In late March, as the U.S. 20 year Treasury Bond etf (TLT) bounced off of 52-week lows, after a 9 month, nearly 20% peak to trough decline, we took a bullish view, looking for a possibly gap fill back to $130 in the coming months. Treasuries have been volatile since, to say the least, with an initial move in the TLT to $125, a check back to $120, and in the last few weeks a move back to $125 with a breakout above the prior 2017 high:
TLT ($120.50) Buy June 120 / 130 call spread for $2.40
Buy 1 June 120 call for 2.80
Sell 1 June 130 call at 40 cents
Break-even on June Expiration:
Profits: up to 7.60 between $122.40 and 130 with max gain of $7.60 above $130
Losses: up to $2.40 between $120 and $122.40, with max loss of 2.40 (or 2% of the etf price) below $120.

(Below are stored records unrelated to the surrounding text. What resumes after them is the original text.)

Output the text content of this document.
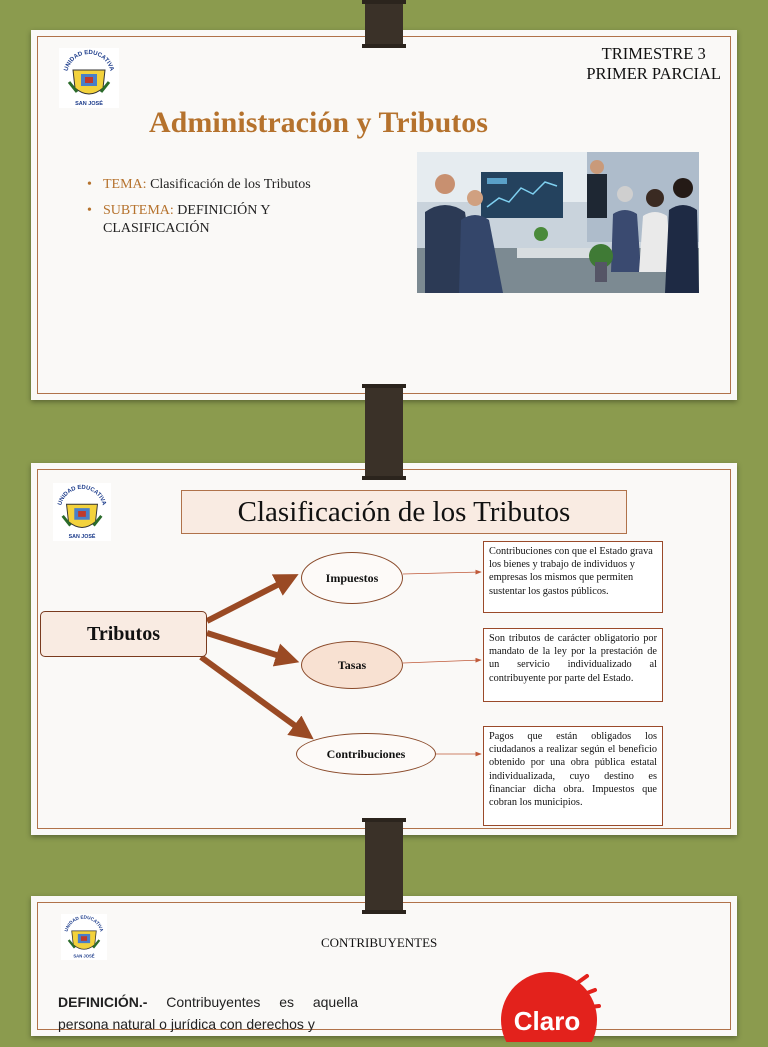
UNIDAD EDUCATIVA
SAN JOSÉ
TRIMESTRE 3
PRIMER PARCIAL
Administración y Tributos
• TEMA: Clasificación de los Tributos
• SUBTEMA: DEFINICIÓN Y CLASIFICACIÓN
UNIDAD EDUCATIVA
SAN JOSÉ
Clasificación de los Tributos
Tributos
Impuestos
Tasas
Contribuciones
Contribuciones con que el Estado grava los bienes y trabajo de individuos y empresas los mismos que permiten sustentar los gastos públicos.
Son tributos de carácter obligatorio por mandato de la ley por la prestación de un servicio individualizado al contribuyente por parte del Estado.
Pagos que están obligados los ciudadanos a realizar según el beneficio obtenido por una obra pública estatal individualizada, cuyo destino es financiar dicha obra. Impuestos que cobran los municipios.
UNIDAD EDUCATIVA
SAN JOSÉ
CONTRIBUYENTES
DEFINICIÓN.- Contribuyentes es aquella persona natural o jurídica con derechos y	Claro
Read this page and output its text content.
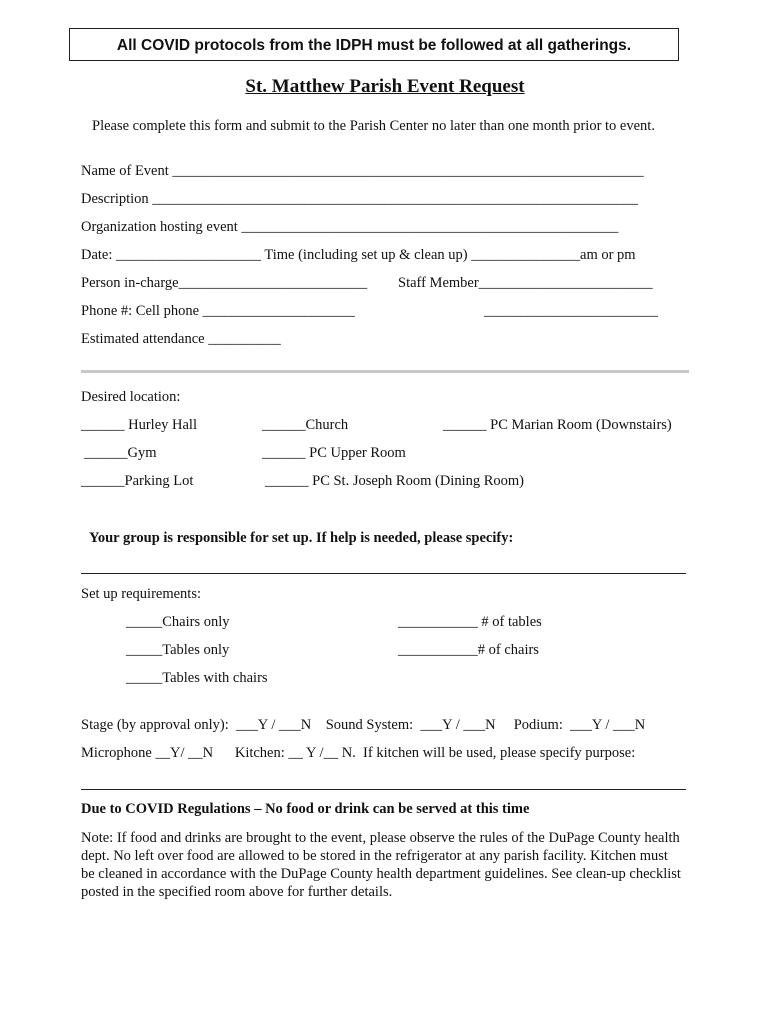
All COVID protocols from the IDPH must be followed at all gatherings.
St. Matthew Parish Event Request
Please complete this form and submit to the Parish Center no later than one month prior to event.
Name of Event _________________________________________________________________
Description ___________________________________________________________________
Organization hosting event ____________________________________________________
Date: ____________________ Time (including set up & clean up) _______________am or pm
Person in-charge__________________________ Staff Member________________________
Phone #: Cell phone _____________________	________________________
Estimated attendance __________
Desired location:
______ Hurley Hall	______Church	______ PC Marian Room (Downstairs)
______Gym	______ PC Upper Room
______Parking Lot	______ PC St. Joseph Room (Dining Room)
Your group is responsible for set up. If help is needed, please specify:
Set up requirements:
_____Chairs only	___________ # of tables
_____Tables only	___________# of chairs
_____Tables with chairs
Stage (by approval only):  ___Y / ___N    Sound System:  ___Y / ___N     Podium:  ___Y / ___N
Microphone __Y/ __N      Kitchen: __ Y /__ N.  If kitchen will be used, please specify purpose:
Due to COVID Regulations – No food or drink can be served at this time
Note: If food and drinks are brought to the event, please observe the rules of the DuPage County health dept. No left over food are allowed to be stored in the refrigerator at any parish facility. Kitchen must be cleaned in accordance with the DuPage County health department guidelines. See clean-up checklist posted in the specified room above for further details.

Rationale: This trade offers a potential 3 to 1 payout, risks 2% of the etf price and is already 50 cents in the money. Options prices in TLT are some of the cheapest vol in the board for a major risk asset
With the TLT at $125.75, above the mid-point of the call spread and less than two weeks to expiration it’s time to consider managing a winning trade as it is worth more than 2x what the trade cost, or about $5.75. There’s not much going on with this trade other than it will trade like stock from here on out as it’s closing in on 100 deltas as we get closer to June expiration. Therefore it makes sense to take profits for those happy with this bounce. For those that want to continue to target that gap fill back to 130, those profits can then be rolled up and out.
With the July 125/130 call spread costing 1.60 you can book 1.75 in profits with a chance to make an additional 3.40 if TLT is at or above 130 on July expiration.